Konzept für das Mentoring-Programm „Die Chirurginnen e.V.“

Das Mentoring-Programm ist so angelegt, dass junge Chirurginnen auf ihrem beruflichen Weg durch eine erfahrene Kollegin begleitet werden. Bei anstehenden Problemen und Fragestellungen wird die Mentorin helfen. Die Unterstützung kann z.B. bei der Karriereplanung erfolgen oder durch regelmäßige Reflexionen. Die Mentorin kann je nach Situation und eigener Persönlichkeit als fachliche Beraterin, als persönliche Beraterin, als Motivatorin, als Netzwerk-Partnerin, als Coach, als Vertrauensperson, als feste Bezugsperson, als Betreuerin, als Vorbild, als Ideenlieferantin oder Kontaktvermittlerin zur Seite stehen. Auch moralische Unterstützung ist sinnvoll, den Mentees wird der Rücken gestärkt, bei Rückschlägen wird man aufgefangen…

Jedes Mitglied des Vereins, das sich vorstellen kann Mentorin zu sein, kann sich über das Anmeldeformular der Homepage anmelden. Die Mentees melden sich auch über ein Formular der Homepage an. Aus der Liste der Mentorinnen und angemeldeten Mentees werden durch die AG Mentoring passende Tandems gebildet. Den gebildeten Tandems wird dann inklusive eines Leitfadens mit Tipps und Tricks via E-Mail der Kontakt vermittelt. Ab dann gestalten Mentorin und Mentee ihre Beziehung individuell.

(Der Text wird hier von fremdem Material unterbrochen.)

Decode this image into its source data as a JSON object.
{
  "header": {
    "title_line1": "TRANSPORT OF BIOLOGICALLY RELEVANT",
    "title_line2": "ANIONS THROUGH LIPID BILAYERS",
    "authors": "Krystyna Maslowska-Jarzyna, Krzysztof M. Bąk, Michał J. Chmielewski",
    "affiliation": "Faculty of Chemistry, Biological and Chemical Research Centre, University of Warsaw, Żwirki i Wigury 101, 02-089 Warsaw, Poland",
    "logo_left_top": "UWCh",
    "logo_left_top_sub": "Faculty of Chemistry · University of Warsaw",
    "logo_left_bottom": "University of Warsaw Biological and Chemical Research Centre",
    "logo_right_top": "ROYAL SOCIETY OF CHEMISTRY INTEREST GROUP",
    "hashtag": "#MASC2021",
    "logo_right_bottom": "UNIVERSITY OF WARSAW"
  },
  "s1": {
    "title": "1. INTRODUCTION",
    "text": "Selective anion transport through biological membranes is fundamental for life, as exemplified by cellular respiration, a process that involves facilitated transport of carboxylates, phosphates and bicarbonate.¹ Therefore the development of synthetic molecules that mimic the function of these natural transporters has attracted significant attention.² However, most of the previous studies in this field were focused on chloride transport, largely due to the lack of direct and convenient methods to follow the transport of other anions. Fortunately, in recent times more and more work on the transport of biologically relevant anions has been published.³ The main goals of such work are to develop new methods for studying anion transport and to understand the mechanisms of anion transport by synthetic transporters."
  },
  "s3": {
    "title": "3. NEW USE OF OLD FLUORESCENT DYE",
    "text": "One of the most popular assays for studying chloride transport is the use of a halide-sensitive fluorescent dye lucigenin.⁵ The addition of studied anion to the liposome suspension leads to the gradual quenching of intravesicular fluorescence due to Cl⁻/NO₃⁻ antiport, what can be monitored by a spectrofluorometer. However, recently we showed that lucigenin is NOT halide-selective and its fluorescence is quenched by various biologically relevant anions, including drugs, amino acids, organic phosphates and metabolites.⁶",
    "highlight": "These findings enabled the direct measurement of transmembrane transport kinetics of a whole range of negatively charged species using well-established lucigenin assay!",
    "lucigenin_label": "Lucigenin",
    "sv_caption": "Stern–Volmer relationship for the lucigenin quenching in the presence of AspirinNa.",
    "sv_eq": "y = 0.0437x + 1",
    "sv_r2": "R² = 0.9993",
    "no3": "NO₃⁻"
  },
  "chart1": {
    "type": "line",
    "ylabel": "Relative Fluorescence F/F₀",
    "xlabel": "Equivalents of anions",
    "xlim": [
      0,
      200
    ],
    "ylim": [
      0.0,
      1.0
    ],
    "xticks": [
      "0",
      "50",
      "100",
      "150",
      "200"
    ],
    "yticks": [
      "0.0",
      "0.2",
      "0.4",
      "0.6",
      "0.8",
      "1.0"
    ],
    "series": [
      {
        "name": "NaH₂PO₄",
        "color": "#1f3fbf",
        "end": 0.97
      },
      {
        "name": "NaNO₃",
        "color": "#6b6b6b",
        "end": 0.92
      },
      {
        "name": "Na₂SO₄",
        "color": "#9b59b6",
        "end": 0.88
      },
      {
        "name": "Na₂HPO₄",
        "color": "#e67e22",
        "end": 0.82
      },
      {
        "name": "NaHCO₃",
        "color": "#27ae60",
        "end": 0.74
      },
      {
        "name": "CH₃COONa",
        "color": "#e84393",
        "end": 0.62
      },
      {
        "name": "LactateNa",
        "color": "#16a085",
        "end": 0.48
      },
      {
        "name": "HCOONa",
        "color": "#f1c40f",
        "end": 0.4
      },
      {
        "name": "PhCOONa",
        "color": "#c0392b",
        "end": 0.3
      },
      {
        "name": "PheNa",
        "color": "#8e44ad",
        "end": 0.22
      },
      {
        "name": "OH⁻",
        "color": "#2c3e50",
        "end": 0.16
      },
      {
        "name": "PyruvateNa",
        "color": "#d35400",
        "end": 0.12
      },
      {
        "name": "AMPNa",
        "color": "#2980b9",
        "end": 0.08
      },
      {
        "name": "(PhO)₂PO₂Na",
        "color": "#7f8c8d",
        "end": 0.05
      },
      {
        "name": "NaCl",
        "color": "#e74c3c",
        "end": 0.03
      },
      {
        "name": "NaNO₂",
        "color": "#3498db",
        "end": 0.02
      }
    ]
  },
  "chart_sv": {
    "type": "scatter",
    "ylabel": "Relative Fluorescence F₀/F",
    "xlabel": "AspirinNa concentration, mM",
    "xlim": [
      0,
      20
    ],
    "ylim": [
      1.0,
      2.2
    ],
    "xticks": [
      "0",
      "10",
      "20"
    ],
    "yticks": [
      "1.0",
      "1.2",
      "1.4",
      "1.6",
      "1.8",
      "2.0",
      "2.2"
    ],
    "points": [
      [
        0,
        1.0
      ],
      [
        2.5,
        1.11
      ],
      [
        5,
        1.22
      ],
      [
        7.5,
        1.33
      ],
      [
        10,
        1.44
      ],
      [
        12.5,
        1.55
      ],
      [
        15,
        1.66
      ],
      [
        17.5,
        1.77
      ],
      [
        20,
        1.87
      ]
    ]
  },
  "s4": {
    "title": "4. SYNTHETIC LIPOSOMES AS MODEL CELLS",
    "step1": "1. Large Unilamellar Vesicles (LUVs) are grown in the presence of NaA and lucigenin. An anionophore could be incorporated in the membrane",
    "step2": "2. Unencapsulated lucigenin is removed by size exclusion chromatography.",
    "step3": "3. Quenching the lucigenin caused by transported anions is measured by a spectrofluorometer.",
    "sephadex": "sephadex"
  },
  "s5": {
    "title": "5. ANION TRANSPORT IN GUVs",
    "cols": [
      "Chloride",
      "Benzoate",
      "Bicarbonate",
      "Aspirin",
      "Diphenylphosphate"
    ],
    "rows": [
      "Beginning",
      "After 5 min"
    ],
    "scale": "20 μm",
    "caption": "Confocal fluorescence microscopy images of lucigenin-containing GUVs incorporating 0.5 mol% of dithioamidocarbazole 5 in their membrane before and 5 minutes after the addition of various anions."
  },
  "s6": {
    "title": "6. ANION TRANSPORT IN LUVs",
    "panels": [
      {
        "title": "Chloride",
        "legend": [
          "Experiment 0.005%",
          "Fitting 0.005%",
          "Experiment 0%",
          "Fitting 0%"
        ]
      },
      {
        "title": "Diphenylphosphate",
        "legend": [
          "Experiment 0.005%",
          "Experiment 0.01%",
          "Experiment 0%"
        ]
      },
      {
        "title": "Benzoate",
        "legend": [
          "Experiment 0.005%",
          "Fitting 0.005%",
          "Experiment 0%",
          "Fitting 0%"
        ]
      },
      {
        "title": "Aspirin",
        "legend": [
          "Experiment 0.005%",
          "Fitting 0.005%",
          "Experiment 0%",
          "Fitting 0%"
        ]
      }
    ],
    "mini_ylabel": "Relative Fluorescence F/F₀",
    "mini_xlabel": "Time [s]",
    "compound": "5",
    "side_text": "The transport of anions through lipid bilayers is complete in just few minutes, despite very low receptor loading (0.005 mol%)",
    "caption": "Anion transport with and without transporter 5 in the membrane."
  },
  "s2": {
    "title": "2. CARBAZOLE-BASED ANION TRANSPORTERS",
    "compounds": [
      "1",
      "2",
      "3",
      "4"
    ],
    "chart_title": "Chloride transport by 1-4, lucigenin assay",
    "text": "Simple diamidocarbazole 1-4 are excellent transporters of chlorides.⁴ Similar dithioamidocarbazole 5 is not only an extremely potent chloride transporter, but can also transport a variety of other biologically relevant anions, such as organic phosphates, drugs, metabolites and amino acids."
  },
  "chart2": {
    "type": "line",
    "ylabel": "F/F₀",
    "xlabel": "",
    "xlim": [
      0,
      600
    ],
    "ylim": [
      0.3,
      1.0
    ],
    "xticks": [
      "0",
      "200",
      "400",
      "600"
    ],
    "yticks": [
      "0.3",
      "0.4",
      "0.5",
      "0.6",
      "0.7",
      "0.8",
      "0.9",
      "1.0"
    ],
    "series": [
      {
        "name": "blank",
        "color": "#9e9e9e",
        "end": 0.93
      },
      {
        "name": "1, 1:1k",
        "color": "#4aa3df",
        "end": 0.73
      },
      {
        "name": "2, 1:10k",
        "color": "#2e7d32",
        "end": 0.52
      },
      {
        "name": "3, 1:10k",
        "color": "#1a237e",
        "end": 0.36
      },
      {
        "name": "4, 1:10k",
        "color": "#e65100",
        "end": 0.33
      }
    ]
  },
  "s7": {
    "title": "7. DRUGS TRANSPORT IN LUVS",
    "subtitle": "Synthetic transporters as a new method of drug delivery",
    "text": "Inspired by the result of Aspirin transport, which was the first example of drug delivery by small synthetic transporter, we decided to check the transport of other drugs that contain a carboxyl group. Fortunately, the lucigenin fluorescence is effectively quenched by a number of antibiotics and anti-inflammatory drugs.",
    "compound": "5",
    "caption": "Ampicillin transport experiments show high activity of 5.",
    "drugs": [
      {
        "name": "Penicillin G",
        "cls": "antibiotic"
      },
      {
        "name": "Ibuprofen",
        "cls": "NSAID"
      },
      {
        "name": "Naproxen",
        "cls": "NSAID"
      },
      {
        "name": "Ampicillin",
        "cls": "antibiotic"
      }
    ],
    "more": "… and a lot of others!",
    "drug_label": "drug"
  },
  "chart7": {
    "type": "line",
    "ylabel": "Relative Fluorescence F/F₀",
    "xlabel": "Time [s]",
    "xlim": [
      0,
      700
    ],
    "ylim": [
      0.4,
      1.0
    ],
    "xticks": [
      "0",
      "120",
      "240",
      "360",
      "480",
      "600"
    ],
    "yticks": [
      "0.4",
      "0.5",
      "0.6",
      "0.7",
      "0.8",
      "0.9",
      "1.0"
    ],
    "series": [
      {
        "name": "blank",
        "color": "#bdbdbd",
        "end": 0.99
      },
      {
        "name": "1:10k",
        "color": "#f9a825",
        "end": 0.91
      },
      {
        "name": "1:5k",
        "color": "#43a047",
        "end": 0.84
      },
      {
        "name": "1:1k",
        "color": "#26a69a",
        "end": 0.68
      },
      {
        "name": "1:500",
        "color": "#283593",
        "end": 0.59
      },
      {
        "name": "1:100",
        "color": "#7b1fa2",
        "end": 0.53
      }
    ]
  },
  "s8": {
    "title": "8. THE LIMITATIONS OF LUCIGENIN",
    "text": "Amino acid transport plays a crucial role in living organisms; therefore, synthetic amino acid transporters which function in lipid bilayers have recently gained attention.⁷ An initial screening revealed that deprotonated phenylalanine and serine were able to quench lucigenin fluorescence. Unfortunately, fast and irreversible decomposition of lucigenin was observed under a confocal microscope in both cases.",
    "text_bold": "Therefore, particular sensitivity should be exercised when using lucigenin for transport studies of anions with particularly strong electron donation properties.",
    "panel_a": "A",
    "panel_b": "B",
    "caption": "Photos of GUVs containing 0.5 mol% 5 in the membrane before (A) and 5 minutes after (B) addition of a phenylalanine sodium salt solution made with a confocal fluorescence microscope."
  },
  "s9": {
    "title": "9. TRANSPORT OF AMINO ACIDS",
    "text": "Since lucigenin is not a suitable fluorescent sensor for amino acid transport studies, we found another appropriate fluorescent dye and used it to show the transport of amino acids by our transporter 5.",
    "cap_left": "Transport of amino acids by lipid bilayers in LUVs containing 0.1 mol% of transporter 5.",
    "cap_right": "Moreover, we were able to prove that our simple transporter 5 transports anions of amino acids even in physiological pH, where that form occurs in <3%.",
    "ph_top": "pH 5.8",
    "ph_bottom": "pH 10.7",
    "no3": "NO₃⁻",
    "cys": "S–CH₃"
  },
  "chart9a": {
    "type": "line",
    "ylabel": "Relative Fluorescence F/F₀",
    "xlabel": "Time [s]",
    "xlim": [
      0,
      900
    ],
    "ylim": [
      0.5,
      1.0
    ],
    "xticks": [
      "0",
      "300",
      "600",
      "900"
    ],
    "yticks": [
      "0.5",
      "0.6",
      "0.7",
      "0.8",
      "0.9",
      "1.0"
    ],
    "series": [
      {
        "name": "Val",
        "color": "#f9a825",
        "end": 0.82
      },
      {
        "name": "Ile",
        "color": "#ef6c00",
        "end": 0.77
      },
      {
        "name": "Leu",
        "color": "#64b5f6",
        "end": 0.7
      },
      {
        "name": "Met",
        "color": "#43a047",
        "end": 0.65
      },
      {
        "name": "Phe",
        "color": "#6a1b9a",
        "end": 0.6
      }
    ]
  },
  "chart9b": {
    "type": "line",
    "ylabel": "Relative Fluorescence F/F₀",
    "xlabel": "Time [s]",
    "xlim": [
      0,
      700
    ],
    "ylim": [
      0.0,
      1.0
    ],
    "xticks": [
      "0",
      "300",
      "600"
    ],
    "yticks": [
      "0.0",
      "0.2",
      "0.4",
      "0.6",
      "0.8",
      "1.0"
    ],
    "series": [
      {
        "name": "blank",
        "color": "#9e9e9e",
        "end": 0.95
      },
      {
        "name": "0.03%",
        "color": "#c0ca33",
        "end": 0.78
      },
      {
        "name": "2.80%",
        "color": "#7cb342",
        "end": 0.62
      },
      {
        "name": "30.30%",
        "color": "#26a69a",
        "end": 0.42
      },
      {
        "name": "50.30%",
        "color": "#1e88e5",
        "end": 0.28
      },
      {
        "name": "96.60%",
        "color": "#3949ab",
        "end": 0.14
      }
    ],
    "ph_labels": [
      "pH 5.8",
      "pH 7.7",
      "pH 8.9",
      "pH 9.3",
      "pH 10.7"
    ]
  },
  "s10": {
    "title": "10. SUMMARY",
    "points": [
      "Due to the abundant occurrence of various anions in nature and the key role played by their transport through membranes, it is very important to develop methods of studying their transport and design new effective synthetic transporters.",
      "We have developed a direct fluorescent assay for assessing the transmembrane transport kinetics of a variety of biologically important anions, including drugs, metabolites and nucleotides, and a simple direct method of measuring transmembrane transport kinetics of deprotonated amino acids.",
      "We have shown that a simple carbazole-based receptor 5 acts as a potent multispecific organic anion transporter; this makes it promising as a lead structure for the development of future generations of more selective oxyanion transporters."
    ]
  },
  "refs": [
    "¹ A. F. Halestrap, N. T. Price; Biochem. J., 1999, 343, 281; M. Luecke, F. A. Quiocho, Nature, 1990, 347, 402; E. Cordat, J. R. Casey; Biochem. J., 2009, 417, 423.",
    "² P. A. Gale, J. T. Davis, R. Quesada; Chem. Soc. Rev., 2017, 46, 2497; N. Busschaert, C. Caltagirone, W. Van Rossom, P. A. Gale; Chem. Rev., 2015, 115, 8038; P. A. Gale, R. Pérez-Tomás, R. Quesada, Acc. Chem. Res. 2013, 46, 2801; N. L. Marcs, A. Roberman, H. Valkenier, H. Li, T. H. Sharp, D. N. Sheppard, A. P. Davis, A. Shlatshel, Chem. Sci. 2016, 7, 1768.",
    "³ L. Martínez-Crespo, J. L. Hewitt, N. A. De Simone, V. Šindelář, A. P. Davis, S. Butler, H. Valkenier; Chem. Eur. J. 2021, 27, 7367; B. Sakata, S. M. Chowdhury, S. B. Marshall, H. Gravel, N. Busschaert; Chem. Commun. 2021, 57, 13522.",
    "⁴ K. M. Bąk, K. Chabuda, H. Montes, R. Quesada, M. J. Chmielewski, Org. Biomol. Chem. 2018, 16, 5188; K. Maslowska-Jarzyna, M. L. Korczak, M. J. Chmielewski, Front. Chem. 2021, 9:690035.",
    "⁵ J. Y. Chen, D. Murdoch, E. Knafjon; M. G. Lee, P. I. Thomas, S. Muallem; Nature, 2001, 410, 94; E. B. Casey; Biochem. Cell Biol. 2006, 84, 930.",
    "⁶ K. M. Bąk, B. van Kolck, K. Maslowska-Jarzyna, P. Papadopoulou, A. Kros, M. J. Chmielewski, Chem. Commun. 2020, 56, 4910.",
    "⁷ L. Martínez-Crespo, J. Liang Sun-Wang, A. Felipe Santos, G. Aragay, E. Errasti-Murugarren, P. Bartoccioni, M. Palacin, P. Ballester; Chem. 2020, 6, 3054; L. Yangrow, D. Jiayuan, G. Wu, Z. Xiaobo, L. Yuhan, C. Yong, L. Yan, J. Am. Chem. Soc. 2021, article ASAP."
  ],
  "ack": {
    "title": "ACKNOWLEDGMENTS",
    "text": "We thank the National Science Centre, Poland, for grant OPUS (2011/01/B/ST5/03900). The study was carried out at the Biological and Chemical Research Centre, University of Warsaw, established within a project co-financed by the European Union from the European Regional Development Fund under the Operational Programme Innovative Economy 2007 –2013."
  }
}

Das Programm sieht eine Laufzeit von 2 Jahren vor. In gegenseitigem Einverständnis kann das Programm beliebig oft um jeweils 1 Jahr verlängert werden. Die zeitliche Begrenzung dient, als Anreiz zeitig zu beginnen und aktiv nach 2 Jahren zu überlegen, ob man das Angebot weiter nutzen will und ob der gewünschte Effekt erreicht ist. Der Nutzen wird höher sein, wenn sich beide aktiv für eine Verlängerung entscheiden müssen. Wenn ein Mentoring abgeschlossen ist, kann natürlich der Kontakt beibehalten werden, aber die Mentorin hat wieder Ressourcen eine neuen Mentee zu betreuen. Die Verlängerung soll von der Mentorin formlos gemeldet werden.

Für die Mentorinnen werden alle 2-3 Monate unter der Leitung von Dr. med. Julia Osthoff Supervisionrunden angeboten, die regelmäßig via Zoom, oder eventuell in Verbindung mit Vereinstreffen oder Kongressen stattfinden. Diese finden in Kleingruppen von ca. 10-15 Mentorinnen statt. Die Supervision dient dem Austausch der Mentorinnen, bei dem in geschütztem Rahmen auch Probleme mit dem Mentoring oder auch Probleme der Mentees besprochen werden können. 

 

Für die Zukunft (aufgrund der Pandemie frühestens 2022) sollen auch Treffen für alle, die am Programm teilnehmen, veranstaltet werden. Diese können je nach Anzahl der Teilnehmerinnen in regionalen Untergruppen stattfinden.

Des Weiteren ist angedacht, im Verlauf noch eine Evaluation in anonymer Form zu entwickeln. 

 

Gemeinsam einfach
besser

Abgrenzung zur AG Troubleshooting:
Die AG Troubleshooting kümmert sich um akut anstehende Probleme: z.B. ein akutes Problem mit dem Chef, ein anstehendes  Mitarbeitergespräch, jemand darf nicht genug operieren, eine Frau ist schwanger und will operieren, jemand weiß nicht ob Herz- oder Gefäßchirurgie besser geeignet ist, man will eine Familie – ist die Unfallchirurgie trotzdem möglich? Ein Kollege mobbt mich, evtl.
auch fachliche Fragen die man sich sonst nicht traut zu fragen… Da gibt es sicher viel Überschneidungen mit den AGs und den Mentorinnen. Also eine operiert besonders gut in diesem Bereich, die andere kennt sich gut mit arbeitsrechtlichen Fragen aus, die Nächste stand schon vor Gericht und kann dazu etwas sagen. Bei all den Problemen hilft entweder das Troubleshooting Team selbst, oder leitet das Problem an andere weiter, die besser helfen können.